Transform Europe 2017 Challenged Senior Exhibition Leaders to Re-think Data, Analytics and Digital Strategies
More than 70 senior exhibitions industry executives converged on Dec. 6 at Savoy Place in London for Transform Europe, a conference focused on event data, analytics and digital strategy.
Organized by strategy consultancy AMR International, the event provided delegates with critical insights into a range of top-of-mind topics including the commercial benefits and competitive advantage of implementing General Data Protection Regulation (GDPR); how the “customer-first” mantra needs to apply to data and analytics initiatives for valuable impact; the importance of fostering a culture of innovation and forming partnerships with tech suppliers and start-ups to forge business growth, as well as the customer-centric benefits of adapting blockchain technology to events.
“We know the expectations of attendees and exhibitors are rapidly changing,” said Denzil Rankine, executive chairman of AMR International, speaking at the opening of the conference. “There is no time to be complacent. To stay competitive, organizers need to think more strategically, embrace new technologies and learn from other industries.
He continued, “Never has this been more important, as organizers can no longer rely so heavily on revenues from exhibition space. A long-term prediction is for space revenues to represent 60 percent of overall revenues (down from more than 80 percent today) with as much as 40 percent from other sources including digital.”
Some key findings from the event included:
GDPR can bring commercial benefits and generate a competitive advantage:
During the event, Christine Andrews, managing director of DQM GRC, explained how GDPR presents an opportunity for show organizers to re-think their business processes, map out the data they have and determine how it’s being used. By doing so, event organizers can improve efficiencies, develop more targeted communication and secure more customer loyalty – all with clear and transparent data strategies.
Understanding the customer journey must be core to growth:
While there is a tendency for organizers to focus on the event itself, they need to interact with the customers before, during and beyond the event, as the more the customer journey is understood, the more organizers can interact with their core audiences and develop new revenue opportunities.
Fostering a culture of innovation and embracing partnerships with tech suppliers/ start-ups can lead to successful business growth:
To embrace innovation, organizations need to become more “entrepreneur-friendly” by making it easy for entrepreneurs to work with them, according to Rob Chapman, managing director of Founders Intelligence.
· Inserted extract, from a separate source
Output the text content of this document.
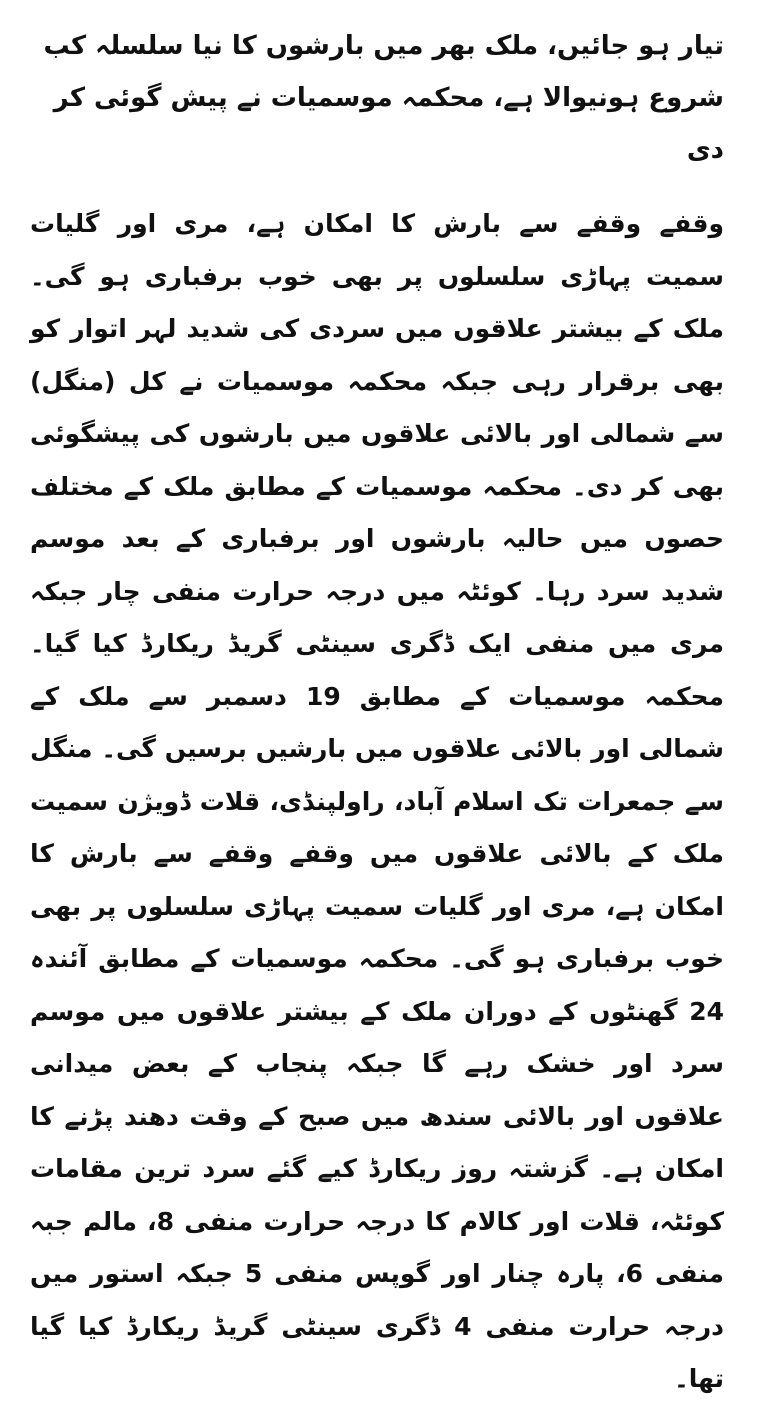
تیار ہو جائیں، ملک بھر میں بارشوں کا نیا سلسلہ کب شروع ہونیوالا ہے، محکمہ موسمیات نے پیش گوئی کر دی

وقفے وقفے سے بارش کا امکان ہے، مری اور گلیات سمیت پہاڑی سلسلوں پر بھی خوب برفباری ہو گی۔ ملک کے بیشتر علاقوں میں سردی کی شدید لہر اتوار کو بھی برقرار رہی جبکہ محکمہ موسمیات نے کل (منگل) سے شمالی اور بالائی علاقوں میں بارشوں کی پیشگوئی بھی کر دی۔ محکمہ موسمیات کے مطابق ملک کے مختلف حصوں میں حالیہ بارشوں اور برفباری کے بعد موسم شدید سرد رہا۔ کوئٹہ میں درجہ حرارت منفی چار جبکہ مری میں منفی ایک ڈگری سینٹی گریڈ ریکارڈ کیا گیا۔ محکمہ موسمیات کے مطابق 19 دسمبر سے ملک کے شمالی اور بالائی علاقوں میں بارشیں برسیں گی۔ منگل سے جمعرات تک اسلام آباد، راولپنڈی، قلات ڈویژن سمیت ملک کے بالائی علاقوں میں وقفے وقفے سے بارش کا امکان ہے، مری اور گلیات سمیت پہاڑی سلسلوں پر بھی خوب برفباری ہو گی۔ محکمہ موسمیات کے مطابق آئندہ 24 گھنٹوں کے دوران ملک کے بیشتر علاقوں میں موسم سرد اور خشک رہے گا جبکہ پنجاب کے بعض میدانی علاقوں اور بالائی سندھ میں صبح کے وقت دھند پڑنے کا امکان ہے۔ گزشتہ روز ریکارڈ کیے گئے سرد ترین مقامات کوئٹہ، قلات اور کالام کا درجہ حرارت منفی 8، مالم جبہ منفی 6، پارہ چنار اور گوپس منفی 5 جبکہ استور میں درجہ حرارت منفی 4 ڈگری سینٹی گریڈ ریکارڈ کیا گیا تھا۔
Technology is an opportunity for organizers to discover what is happening outside of their organization and bring these learnings into their business, he explained.
Blockchain – a customer-centric application for organizers:
Ailis McKernan, head of digital at AMR International, explained how blockchain can give event organizers the ability to validate a transaction without a third-party being present. Not only does this provide a secure way to share data, it also attracts lower fees and is more efficient than a manual process. If applied by event organizers, this could significantly improve the customer experience and cut costs.
Transform Europe delegates included representatives from more than 50 percent of the world’s largest exhibition organizers, including Reed Exhibitions, UBM, Deutsche Messe, Comexposium and Artexis Easyfairs.
The event was supported by event technology suppliers including ASP, Blitz, Explori, Feathr, Grip, Gleanin, Glisser, Poken, Sherpa and VISIT by GES.
“We really enjoyed learning about some of the challenges our clients are facing and actually to hear that some of those experiences are the same across the industry,” said Matt Coyne, technology engagement architect for VISIT.
Next up in AMR’s Transform series will be Transform USA, scheduled for July 19 at the Washington Marriott at Metro Center in Washington D.C.